The $\csc$ function takes in any input that's not an integer multiple of $\pi$, and returns a number from (–oo, –1]uu[1,oo):

graph{cscx [-10, 10, -5, 5]}

Thus, the inverse function csc^(–1) can take in any input from (–oo, –1)uu(1,oo) and return, by definition, any number in [–pi/2, pi/2] except $0 :$

graph{x=cscy [-10, 10, -1.6, 1.6]}

In order for csc^(–1)(cos (4/7)) to be a real number, $\cos \left(\frac{4}{7}\right)$ needs to be in the domain of csc^(–1). Meaning, $\cos \left(\frac{4}{7}\right)$ needs to be any real number not between –1 and $1.$ But since $\frac{4}{7}$ is not an integer multiple of $\pi ,$ we know $\cos \left(\frac{4}{7}\right)$ actually is between –1 and $1.$

Thus, $\cos \left(\frac{4}{7}\right)$ is not in the domain of csc^(–1), and there is no value for csc^(–1)(cos (4/7)).

May 27, 2018

This expression is undefined for $\cos$ and $\csc$ considered as real-valued functions.

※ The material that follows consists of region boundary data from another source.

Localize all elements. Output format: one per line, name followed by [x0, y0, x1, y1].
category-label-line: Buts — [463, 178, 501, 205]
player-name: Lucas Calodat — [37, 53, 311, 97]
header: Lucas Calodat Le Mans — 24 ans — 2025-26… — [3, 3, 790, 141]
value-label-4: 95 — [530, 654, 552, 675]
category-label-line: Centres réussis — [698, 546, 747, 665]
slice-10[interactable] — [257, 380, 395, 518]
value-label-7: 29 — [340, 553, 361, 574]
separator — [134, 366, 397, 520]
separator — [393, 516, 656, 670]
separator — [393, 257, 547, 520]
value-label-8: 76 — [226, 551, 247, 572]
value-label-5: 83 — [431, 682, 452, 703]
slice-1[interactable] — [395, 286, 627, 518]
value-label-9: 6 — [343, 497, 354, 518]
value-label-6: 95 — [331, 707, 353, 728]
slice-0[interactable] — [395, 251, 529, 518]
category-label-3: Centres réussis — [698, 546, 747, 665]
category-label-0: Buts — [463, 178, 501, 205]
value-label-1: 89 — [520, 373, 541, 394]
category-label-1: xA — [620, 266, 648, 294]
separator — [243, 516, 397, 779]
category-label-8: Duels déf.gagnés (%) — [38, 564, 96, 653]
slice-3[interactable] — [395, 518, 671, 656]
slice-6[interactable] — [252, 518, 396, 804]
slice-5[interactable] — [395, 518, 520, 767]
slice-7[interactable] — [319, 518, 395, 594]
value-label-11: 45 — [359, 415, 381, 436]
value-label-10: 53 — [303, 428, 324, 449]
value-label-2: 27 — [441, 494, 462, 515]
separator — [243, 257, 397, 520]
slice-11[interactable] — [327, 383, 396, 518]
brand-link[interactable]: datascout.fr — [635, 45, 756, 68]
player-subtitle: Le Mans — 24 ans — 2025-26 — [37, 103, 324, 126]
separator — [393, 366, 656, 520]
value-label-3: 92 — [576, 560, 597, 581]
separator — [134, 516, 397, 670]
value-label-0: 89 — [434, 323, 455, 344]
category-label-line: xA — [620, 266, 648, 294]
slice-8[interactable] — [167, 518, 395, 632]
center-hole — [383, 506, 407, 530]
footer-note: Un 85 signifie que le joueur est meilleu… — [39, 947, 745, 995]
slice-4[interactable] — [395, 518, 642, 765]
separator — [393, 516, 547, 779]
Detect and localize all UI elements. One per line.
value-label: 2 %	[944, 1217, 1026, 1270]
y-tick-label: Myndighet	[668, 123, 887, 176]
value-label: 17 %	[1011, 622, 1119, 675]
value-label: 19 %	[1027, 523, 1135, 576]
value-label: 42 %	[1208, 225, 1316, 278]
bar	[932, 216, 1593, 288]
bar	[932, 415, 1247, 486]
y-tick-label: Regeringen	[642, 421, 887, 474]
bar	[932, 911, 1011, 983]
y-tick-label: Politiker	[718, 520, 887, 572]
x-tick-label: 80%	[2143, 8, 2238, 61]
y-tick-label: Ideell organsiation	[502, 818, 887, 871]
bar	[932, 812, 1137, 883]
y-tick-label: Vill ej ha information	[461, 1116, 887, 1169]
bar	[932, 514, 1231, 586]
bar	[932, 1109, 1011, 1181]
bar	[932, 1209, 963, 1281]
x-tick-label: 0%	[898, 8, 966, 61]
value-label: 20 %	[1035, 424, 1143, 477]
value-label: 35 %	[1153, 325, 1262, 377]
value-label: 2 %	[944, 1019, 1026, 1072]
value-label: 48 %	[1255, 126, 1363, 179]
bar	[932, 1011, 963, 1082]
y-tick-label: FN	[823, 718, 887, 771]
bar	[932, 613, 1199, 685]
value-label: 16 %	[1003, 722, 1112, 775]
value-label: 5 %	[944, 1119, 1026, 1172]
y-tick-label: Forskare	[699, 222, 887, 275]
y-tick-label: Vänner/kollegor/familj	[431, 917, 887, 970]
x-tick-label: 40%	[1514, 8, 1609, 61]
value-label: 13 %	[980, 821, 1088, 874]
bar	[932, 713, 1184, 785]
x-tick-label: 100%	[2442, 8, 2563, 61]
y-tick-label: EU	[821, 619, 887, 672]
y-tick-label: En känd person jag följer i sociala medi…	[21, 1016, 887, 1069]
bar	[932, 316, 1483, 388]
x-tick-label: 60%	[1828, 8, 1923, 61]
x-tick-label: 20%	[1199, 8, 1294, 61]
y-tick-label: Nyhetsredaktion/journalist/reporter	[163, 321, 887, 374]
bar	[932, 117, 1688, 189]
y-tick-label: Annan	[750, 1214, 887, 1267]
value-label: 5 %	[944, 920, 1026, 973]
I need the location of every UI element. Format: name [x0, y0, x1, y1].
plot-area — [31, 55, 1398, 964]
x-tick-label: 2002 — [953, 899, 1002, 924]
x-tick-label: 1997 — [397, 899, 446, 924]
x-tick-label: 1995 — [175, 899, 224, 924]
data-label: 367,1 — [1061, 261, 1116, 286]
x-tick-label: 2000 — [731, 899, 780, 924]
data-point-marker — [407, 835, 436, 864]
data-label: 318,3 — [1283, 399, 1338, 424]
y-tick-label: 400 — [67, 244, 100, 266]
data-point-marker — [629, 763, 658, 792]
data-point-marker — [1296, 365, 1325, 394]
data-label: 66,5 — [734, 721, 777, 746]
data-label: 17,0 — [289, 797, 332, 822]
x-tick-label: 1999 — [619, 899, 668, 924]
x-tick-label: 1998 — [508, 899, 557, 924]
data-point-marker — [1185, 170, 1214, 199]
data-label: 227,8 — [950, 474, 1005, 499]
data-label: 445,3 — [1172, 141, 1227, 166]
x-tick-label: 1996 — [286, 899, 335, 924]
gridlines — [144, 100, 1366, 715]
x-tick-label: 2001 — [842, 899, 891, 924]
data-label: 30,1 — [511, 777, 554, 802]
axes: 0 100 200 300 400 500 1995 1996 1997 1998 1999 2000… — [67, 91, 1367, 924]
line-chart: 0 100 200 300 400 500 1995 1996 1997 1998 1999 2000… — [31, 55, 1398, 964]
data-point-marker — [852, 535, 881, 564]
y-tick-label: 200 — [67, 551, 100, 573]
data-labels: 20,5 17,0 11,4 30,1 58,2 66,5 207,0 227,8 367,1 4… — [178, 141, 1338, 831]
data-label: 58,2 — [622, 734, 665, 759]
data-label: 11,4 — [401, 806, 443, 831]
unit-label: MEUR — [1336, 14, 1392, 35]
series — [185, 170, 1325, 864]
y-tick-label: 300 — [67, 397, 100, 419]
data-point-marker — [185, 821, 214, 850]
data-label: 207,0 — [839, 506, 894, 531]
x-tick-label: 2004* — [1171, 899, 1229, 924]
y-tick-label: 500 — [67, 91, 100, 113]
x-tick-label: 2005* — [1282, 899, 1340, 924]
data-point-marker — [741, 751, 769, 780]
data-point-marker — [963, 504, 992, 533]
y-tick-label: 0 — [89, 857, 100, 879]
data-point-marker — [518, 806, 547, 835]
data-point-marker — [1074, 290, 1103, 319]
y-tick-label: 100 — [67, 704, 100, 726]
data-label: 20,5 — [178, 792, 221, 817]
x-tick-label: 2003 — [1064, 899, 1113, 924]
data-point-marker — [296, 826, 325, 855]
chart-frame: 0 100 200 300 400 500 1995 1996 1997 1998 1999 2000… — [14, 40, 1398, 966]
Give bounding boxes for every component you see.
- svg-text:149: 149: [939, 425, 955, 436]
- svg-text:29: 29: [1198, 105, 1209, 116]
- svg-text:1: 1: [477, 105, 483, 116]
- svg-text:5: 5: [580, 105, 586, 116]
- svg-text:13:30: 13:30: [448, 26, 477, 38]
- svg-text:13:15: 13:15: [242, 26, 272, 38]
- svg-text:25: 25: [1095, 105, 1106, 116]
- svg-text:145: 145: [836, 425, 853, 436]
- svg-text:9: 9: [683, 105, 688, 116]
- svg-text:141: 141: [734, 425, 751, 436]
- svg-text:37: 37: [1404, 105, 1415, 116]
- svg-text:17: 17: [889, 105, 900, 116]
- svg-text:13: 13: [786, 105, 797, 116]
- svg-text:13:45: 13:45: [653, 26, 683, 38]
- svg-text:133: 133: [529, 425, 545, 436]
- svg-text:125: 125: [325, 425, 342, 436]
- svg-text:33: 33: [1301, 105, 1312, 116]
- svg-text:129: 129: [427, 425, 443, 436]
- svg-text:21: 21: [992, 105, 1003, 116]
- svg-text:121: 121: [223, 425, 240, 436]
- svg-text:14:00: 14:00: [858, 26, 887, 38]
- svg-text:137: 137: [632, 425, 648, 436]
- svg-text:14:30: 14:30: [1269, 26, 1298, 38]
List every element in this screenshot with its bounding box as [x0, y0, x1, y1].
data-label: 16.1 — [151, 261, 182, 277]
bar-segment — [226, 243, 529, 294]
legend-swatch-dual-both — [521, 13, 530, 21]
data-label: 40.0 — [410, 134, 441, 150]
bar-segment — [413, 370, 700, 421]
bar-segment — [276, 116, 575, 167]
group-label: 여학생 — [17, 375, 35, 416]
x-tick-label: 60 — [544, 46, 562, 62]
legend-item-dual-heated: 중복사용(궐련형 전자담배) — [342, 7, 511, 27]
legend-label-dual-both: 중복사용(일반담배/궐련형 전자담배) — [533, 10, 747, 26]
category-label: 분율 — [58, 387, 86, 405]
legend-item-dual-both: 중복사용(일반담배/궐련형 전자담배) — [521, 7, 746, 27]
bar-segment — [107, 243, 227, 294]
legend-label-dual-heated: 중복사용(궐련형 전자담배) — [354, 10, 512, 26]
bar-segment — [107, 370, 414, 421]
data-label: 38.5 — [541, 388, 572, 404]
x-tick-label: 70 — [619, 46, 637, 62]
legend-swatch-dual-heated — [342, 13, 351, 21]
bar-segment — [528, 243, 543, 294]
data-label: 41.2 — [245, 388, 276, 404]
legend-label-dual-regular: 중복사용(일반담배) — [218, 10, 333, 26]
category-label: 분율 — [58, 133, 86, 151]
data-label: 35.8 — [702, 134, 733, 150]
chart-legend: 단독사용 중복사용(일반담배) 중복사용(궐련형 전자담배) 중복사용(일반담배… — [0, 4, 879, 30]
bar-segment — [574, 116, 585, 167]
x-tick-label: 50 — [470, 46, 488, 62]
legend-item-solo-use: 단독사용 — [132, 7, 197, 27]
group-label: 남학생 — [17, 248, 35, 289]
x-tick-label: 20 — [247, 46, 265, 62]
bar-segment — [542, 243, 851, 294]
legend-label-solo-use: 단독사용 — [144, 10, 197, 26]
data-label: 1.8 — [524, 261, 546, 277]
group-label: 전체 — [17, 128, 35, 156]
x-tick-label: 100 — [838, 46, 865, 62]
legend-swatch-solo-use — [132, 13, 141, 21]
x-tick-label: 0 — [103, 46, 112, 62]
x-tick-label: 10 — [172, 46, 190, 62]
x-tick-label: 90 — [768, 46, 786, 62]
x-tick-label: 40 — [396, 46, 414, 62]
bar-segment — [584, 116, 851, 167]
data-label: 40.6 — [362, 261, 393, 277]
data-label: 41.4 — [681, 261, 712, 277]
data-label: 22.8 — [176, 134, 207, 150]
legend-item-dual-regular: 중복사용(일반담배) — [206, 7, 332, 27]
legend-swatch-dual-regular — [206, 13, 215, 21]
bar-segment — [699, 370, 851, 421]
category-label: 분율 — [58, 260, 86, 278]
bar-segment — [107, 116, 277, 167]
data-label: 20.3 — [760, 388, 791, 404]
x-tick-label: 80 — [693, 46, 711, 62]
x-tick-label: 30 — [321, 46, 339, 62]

Note however that $\csc \left({\cos}^{- 1} \left(\frac{4}{7}\right)\right) = \frac{7 \sqrt{33}}{33}$

#### Explanation:

Note that as real valued functions:

$\cos \left(\theta\right) \in \left[- 1 , 1\right]$

$\csc \left(\theta\right) \in \left(- \infty , - 1\right] \cup \left[1 , \infty\right)$

Note that:

$0 < \frac{4}{7} < \frac{\pi}{2}$

and hence:

$0 < \cos \left(\frac{4}{7}\right) < 1$

So there is no real value of $\theta$ such that:

$\csc \left(\theta\right) = \cos \left(\frac{4}{7}\right)$

Footnote

I wonder whether the question should have actually been to find the value of $\csc \left({\cos}^{- 1} \left(\frac{4}{7}\right)\right)$, which we can do by considering a $4$, $\sqrt{33}$, $7$ right-angled triangle (since ${4}^{2} + {\left(\sqrt{33}\right)}^{2} = {7}^{2}$).

If so, then we find:

$\csc \left({\cos}^{- 1} \left(\frac{4}{7}\right)\right) = \frac{7}{\sqrt{33}} = \frac{7 \sqrt{33}}{33}$